I would have put more effort into the prompt and focused on evaluating 1 criteria at a time. I would have done few-shot prompting where I put examples of what grades 1,2,3,4,5 look like for such criteria so the model has those references and can check for similarity of issues committed or successful tasks performed.

Note: the model was able to interpret comments written in Portuguese which is another benefit.

Democratizing access to tutors

While I was working on my prompts to get some feedback from AI in terms of student’s coursework I realized that I only need $20/mo to access them.

But then I realized - so do the students.

This means that the students have no reason to NOT run their entire coursework by a LLM that can act as a critic of their work.

They can keep iterating until the model doesn’t find anything - hence making students feel more confident about the work they are putting forward.

My initial thought was: “this feels like cheating” (right after the - “I wish I had this a few years ago”).

But it actually isn’t.

Tutors have existed for a long time.

Students pay tutors to spend time with them to learn outside of classes - whether it’s explaining the theory or helping with coursework.

However, tutors are a vitamin and not a painkiller (they are a nice-to-have and not a must-have). And because they aren’t a requirement, it’s not a typical choice among lower-income families.

On the other hand, kids from wealthy families often have multiple tutors. Not for students who are almost failing their class, but who want to bump their grades from A- to an A+.

But this is about to change.

For the most part, GPT-3.5 is accessible for free.

This means that everyone can have access to a tutor that they can work with to have better grades but also produce better coursework.

This means that the concept of a tutor will be democratized and the playing field between students who come from different wealth backgrounds will be leveled and fair.

A final thought on open source

Another class that I had to give to students was "Data Analytics in Financial Markets".
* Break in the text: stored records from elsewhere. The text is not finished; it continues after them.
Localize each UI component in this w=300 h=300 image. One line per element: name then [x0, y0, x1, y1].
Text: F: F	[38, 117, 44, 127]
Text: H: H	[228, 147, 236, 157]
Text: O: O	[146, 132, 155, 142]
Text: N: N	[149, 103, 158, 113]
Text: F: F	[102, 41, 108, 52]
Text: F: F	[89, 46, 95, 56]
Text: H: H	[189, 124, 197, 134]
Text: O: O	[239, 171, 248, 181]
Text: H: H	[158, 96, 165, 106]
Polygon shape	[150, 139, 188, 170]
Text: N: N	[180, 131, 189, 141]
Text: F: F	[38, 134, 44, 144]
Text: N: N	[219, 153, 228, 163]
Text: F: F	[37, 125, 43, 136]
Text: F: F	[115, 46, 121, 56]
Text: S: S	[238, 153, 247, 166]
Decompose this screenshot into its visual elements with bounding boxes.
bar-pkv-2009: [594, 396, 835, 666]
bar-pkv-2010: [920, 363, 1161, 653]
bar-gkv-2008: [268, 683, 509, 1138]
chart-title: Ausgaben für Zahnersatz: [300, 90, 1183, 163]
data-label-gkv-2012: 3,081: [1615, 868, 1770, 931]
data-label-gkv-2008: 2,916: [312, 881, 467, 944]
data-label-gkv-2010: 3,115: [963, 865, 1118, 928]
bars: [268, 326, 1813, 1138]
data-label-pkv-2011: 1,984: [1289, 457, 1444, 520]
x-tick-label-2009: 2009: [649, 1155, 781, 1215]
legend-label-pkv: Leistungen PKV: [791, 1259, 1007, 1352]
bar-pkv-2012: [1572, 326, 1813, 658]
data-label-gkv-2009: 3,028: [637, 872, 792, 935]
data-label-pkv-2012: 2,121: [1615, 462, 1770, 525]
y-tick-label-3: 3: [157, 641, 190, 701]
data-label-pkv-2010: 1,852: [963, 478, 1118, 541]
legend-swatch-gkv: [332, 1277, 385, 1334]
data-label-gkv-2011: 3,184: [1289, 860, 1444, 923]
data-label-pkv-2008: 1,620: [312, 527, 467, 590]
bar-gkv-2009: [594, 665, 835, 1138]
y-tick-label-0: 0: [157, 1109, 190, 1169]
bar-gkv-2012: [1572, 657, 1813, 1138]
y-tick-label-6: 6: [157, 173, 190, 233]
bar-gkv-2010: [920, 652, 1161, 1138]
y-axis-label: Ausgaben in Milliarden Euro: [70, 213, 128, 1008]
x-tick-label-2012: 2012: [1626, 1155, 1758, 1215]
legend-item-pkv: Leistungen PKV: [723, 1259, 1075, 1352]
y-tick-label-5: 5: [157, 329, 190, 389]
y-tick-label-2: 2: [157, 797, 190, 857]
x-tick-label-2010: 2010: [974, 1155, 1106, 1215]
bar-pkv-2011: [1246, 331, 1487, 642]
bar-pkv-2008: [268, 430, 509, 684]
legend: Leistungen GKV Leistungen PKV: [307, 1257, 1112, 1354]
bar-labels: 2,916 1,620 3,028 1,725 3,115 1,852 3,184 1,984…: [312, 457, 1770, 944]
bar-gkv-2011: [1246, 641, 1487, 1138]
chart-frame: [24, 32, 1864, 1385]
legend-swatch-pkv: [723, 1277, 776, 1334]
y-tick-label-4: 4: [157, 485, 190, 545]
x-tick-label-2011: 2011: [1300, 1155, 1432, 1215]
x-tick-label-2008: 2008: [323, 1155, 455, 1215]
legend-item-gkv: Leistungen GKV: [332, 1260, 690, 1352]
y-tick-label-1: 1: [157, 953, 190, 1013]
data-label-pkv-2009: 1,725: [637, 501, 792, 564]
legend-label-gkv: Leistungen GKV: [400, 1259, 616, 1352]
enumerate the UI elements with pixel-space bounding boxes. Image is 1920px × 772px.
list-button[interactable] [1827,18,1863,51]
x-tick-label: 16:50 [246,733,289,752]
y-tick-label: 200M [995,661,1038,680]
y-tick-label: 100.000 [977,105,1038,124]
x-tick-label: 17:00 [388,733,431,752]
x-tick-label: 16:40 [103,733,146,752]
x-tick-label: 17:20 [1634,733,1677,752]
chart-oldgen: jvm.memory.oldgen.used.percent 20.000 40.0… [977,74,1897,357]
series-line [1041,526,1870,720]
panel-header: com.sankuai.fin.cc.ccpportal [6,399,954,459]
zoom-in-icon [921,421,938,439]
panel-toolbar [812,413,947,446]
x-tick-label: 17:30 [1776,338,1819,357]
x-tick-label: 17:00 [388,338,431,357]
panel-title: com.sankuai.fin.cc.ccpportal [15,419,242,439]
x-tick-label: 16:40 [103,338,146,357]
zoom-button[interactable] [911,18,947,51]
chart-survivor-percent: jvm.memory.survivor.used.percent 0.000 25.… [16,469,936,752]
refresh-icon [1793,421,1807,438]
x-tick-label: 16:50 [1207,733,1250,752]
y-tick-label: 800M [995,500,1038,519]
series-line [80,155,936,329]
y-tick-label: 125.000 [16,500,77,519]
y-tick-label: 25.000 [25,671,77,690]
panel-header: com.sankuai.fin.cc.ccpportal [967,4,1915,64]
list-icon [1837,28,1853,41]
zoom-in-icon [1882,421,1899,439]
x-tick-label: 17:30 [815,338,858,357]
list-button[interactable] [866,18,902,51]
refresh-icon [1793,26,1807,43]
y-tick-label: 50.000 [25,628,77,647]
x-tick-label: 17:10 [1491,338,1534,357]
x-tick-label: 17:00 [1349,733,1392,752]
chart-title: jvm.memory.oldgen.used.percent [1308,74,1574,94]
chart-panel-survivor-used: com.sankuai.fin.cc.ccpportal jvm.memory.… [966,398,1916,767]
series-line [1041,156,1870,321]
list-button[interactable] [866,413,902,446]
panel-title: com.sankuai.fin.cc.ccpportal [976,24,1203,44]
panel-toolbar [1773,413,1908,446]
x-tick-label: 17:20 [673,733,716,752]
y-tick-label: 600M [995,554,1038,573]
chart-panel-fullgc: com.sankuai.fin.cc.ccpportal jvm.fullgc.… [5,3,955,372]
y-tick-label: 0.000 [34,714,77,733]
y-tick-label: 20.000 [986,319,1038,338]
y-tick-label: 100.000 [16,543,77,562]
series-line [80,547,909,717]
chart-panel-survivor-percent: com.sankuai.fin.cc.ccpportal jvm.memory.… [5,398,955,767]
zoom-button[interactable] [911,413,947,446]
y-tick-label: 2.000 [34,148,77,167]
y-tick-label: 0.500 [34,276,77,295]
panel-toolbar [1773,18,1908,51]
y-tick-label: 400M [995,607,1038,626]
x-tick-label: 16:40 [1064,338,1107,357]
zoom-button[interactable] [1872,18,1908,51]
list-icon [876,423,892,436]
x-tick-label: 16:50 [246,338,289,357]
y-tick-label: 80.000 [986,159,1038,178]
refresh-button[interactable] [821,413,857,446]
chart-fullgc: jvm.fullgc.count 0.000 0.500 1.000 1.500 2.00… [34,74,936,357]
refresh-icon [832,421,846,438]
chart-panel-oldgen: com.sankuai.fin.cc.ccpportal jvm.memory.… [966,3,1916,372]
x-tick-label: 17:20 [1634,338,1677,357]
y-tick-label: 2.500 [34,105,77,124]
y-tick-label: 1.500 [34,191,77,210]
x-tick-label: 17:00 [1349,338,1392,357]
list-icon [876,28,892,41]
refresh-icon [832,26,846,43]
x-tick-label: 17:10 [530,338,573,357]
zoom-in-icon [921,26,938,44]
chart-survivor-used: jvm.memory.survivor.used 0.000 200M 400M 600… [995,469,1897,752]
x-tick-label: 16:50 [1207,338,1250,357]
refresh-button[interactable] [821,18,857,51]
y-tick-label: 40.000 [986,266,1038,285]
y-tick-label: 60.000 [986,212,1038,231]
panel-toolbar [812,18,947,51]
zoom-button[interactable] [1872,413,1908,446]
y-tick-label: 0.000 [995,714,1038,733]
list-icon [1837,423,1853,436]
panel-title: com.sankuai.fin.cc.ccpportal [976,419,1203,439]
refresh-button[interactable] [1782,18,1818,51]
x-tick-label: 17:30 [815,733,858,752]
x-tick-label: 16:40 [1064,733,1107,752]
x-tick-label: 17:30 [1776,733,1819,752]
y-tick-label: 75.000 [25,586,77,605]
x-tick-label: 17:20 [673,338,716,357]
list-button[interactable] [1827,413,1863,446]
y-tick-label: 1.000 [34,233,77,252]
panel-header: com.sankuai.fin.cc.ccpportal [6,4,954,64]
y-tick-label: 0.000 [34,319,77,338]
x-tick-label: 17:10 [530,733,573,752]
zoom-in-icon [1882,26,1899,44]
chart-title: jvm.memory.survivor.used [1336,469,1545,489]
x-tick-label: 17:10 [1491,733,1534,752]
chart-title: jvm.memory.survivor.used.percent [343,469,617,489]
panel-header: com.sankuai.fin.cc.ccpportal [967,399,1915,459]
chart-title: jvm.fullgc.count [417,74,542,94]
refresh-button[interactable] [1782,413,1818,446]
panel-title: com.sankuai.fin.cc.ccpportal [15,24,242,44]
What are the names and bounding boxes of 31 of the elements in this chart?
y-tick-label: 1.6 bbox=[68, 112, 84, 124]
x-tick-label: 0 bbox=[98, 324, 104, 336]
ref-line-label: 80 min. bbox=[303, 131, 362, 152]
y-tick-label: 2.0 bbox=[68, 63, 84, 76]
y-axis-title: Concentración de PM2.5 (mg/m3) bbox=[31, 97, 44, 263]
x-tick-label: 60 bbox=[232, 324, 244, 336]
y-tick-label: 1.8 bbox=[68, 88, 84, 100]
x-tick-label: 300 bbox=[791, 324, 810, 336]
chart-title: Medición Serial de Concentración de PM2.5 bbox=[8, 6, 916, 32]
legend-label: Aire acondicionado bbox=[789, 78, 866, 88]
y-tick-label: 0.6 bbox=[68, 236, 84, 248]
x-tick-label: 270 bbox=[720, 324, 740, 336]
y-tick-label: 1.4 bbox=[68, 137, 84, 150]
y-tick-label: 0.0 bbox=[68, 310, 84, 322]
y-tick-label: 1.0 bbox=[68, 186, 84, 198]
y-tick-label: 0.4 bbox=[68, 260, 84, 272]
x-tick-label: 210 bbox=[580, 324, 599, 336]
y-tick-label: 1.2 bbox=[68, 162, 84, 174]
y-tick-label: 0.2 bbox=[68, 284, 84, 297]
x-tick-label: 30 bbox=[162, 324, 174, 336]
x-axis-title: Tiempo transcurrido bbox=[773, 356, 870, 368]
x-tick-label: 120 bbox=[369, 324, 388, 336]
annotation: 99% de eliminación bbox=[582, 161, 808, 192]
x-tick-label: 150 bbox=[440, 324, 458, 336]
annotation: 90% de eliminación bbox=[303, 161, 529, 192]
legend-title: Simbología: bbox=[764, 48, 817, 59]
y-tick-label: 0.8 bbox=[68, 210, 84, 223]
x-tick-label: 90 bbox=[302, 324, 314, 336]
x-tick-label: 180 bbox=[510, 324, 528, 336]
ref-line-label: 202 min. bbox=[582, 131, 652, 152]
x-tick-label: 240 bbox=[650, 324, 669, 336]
The goal here was to have a more real-life application of data analytics, particularly in financial markets - and even feature OpenBB which has partnered with this university.

But when I started working on the content from scratch, I wondered.

Can't I find a repository on GitHub that suits my needs?

And I did.

The GitHub repository I found was the GitHub repository that contains the code for the case studies in the O'Reilly book "Machine Learning and Data Science Blueprints for Finance" written by my friend Hariom Tatsat: https://github.com/tatsath/fin-ml.

So why would I spend the time re-inventing the wheel when I could just walk students through a few of these case studies?

This is what I did.

Which then made me think that all of this data has been already fed into foundational models, and so even if I were to apply the same approach I did earlier with Perplexity or ChatGPT - it is likely that with a good prompt some of the main examples would have been derived from this repository.

But in this case, this repository already had the perfect case-study format I was looking for, and so I can more easily credit the author.

which made me wonder:

How will open source authors be able to get credit for their work when all of it is being translated into weights in a big neural network architecture?